Segundo Maria Aparecida, essa associação é um mecanismo para marcar a diferença entre o ”eu” e o ”outro”. ”Mesmo que esse outro divida espaços comigo, eu não o vejo como igual, mas em posição de subalternidade. Há uma positividade ligada às pessoas brancas: um imaginário sobre quem é competente, bonito, confiável”, afirma.
Para Ângela Figueiredo, o racismo continua quando essa pergunta é feita a negros em posições de poder. Em seu doutorado, sobre a classe média negra, ela ouviu relatos de empresários negros que se depararam com a mesma pergunta.
História Geral?
Outra situação se refere à elaboração dos currículos escolares. Mesmo com a Lei 11.645/2008, que torna obrigatório o ensino da história e da cultura de negros e indígenas, o espaço dedicado a elas ainda é pequena se comparada à da Europa. “O que chamamos de ‘história geral’ é, na verdade, a história da Europa. A civilização branca europeia representa toda a humanidade, enquanto outras histórias são particulares – ‘da África’, ‘das Américas’, ‘da Ásia'”, avalia Lia Schucman.
Segundo ela, esse processo de escolarização fortalece a construção de ideias generalistas sobre “grupos racializados”. Se brancos, “especialmente europeus”, são conhecidos em sua diversidade, o mesmo não ocorre com negros e indígenas. “Nós aprendemos que há poloneses, alemães, italianos, espanhóis, franceses, mas ainda pensamos negros e indígenas de forma homogênea. É um racismo colocá-los como um tipo social enquanto os brancos podem ser múltiplos.”

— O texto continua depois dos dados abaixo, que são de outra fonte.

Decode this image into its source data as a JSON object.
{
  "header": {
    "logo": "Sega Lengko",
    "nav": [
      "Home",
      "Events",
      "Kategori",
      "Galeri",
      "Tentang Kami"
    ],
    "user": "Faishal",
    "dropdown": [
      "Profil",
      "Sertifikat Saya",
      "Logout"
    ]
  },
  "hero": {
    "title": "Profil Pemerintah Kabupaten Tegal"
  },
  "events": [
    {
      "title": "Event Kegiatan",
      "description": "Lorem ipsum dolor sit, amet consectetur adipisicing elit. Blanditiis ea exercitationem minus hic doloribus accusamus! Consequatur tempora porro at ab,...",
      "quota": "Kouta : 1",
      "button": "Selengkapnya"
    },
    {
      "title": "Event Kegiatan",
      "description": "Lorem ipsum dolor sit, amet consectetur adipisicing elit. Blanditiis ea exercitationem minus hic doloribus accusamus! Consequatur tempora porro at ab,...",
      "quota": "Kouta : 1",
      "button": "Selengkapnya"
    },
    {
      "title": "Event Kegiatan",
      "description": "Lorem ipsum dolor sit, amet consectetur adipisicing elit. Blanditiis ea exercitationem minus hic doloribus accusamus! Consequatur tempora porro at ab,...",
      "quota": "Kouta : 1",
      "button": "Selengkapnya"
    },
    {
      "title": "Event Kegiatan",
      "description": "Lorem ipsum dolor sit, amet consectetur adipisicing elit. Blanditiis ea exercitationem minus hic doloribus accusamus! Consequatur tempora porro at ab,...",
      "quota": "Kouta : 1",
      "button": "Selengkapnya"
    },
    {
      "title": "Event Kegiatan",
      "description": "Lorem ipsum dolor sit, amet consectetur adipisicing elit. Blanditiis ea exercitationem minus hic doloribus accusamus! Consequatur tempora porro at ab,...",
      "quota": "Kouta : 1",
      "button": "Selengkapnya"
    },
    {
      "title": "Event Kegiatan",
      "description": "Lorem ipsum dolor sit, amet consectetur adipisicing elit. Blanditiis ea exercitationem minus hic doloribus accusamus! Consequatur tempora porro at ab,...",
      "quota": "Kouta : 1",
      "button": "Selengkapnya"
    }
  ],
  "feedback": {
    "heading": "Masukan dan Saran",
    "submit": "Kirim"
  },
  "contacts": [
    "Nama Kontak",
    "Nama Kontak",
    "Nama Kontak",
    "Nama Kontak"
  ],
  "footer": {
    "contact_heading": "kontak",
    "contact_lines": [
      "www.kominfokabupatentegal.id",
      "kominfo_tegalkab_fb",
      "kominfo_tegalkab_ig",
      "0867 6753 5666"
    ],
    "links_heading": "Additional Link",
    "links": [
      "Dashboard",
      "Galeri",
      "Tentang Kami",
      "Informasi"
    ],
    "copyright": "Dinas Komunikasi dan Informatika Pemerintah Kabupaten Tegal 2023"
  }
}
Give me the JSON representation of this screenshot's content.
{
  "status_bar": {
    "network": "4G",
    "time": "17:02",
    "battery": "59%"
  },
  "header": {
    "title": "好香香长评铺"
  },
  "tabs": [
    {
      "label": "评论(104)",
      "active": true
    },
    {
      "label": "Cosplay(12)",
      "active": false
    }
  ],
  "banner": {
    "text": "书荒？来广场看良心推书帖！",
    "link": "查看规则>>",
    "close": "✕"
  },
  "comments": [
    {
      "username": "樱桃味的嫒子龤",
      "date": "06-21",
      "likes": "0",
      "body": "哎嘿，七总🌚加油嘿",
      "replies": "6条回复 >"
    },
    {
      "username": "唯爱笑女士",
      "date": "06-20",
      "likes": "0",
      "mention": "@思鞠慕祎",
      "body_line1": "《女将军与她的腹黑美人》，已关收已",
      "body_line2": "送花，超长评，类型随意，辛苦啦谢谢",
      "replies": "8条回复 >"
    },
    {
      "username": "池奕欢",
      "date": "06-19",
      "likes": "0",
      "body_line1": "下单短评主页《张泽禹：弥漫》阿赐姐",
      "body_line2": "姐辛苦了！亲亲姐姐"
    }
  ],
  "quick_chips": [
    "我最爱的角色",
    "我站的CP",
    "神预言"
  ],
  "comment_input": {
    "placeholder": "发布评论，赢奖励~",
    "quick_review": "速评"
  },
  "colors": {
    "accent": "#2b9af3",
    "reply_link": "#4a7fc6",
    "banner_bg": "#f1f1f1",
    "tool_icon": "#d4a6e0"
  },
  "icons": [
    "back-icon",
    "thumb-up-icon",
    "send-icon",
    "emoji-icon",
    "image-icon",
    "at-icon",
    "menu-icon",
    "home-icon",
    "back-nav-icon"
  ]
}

Para Ângela Figueiredo, pesquisadora docente da Universidade do Recôncavo da Bahia (UFRB), a Lei 11.645 foi uma “conquista” que deve ser ampliada a partir de “tratamentos igualitários”. “Em função da condição de escravos em que os africanos chegaram, fala-se dos negros a partir de referências genéricas. É como se não houvesse sujeitos antes da escravidão. Devemos ter ‘história da Europa’ assim como temos ‘história da África’. Acho interessante deslocar a Europa dessa suposta universalização, já que a história dela é particular como as outras”, avalia.
O que você acha do Barack Obama?
Perguntar para um negro o que ele acha de figuras públicas negras é outra situação corriqueira de racismo que, para Schucman, revela a visão de um negro como “porta-voz” do grupo.

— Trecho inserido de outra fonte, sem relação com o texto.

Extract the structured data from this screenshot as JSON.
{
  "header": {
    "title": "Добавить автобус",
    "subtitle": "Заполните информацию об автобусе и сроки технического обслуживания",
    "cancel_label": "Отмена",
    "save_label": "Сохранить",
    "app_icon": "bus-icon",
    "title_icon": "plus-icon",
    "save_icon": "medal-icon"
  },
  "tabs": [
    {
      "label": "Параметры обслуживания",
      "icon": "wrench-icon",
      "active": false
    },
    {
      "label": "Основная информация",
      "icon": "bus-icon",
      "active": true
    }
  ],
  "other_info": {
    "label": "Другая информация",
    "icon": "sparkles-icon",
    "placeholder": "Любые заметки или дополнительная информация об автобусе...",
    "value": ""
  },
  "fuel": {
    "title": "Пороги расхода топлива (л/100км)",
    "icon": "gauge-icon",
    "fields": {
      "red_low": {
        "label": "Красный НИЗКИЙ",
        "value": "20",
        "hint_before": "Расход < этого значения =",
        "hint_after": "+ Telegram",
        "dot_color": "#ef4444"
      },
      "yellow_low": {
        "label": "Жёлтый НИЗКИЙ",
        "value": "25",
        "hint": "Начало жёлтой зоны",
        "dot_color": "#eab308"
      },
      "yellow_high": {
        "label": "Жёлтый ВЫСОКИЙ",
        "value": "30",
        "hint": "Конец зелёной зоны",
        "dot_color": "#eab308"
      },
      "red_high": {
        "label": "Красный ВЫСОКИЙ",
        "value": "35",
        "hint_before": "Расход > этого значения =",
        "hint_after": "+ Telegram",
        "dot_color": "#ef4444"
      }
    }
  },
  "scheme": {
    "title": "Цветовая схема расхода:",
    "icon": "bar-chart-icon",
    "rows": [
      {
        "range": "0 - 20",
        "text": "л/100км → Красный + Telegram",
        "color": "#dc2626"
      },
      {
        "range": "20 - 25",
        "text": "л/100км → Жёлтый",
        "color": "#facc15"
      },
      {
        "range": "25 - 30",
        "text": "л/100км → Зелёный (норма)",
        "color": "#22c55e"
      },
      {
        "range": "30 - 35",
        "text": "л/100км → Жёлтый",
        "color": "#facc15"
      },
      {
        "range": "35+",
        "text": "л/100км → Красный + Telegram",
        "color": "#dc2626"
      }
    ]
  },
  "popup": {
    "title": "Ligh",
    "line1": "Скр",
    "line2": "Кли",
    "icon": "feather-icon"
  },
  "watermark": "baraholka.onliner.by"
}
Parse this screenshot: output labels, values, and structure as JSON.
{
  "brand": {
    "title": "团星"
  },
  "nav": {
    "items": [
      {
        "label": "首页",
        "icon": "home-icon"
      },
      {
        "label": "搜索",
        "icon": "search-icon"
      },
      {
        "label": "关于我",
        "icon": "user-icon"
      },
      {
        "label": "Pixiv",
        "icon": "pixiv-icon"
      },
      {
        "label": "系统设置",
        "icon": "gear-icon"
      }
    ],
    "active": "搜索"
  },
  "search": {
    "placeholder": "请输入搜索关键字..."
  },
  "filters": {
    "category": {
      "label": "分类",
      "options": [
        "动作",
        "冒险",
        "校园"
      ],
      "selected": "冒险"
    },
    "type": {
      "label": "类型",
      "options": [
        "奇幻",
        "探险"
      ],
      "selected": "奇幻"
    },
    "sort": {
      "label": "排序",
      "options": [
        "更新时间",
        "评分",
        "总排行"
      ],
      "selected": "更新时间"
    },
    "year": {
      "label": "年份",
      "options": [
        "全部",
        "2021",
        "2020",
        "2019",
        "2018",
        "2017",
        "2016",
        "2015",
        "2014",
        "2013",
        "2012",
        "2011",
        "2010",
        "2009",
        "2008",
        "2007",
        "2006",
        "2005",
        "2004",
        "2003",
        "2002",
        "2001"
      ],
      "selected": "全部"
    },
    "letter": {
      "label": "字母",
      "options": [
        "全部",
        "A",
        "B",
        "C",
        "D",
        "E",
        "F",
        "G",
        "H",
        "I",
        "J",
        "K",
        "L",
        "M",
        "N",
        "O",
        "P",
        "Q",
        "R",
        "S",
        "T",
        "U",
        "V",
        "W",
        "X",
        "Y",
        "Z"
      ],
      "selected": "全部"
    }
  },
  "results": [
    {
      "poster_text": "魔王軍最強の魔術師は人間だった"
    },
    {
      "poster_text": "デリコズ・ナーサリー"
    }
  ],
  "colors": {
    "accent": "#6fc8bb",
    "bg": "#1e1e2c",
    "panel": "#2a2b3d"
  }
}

Segundo Figueiredo, a pergunta reflete o baixo número de negros em posições de comando, o que faz os que estão nesse lugar se tornarem “vitrines” para falar da questão racial. Para a docente, outro erro é pensar que a opinião de um negro vale para todos os outros. “Os negros, assim como outras minorias sociais, tem divergências e complexidades que não são encerradas por uma única pessoa”,enfatiza a docente.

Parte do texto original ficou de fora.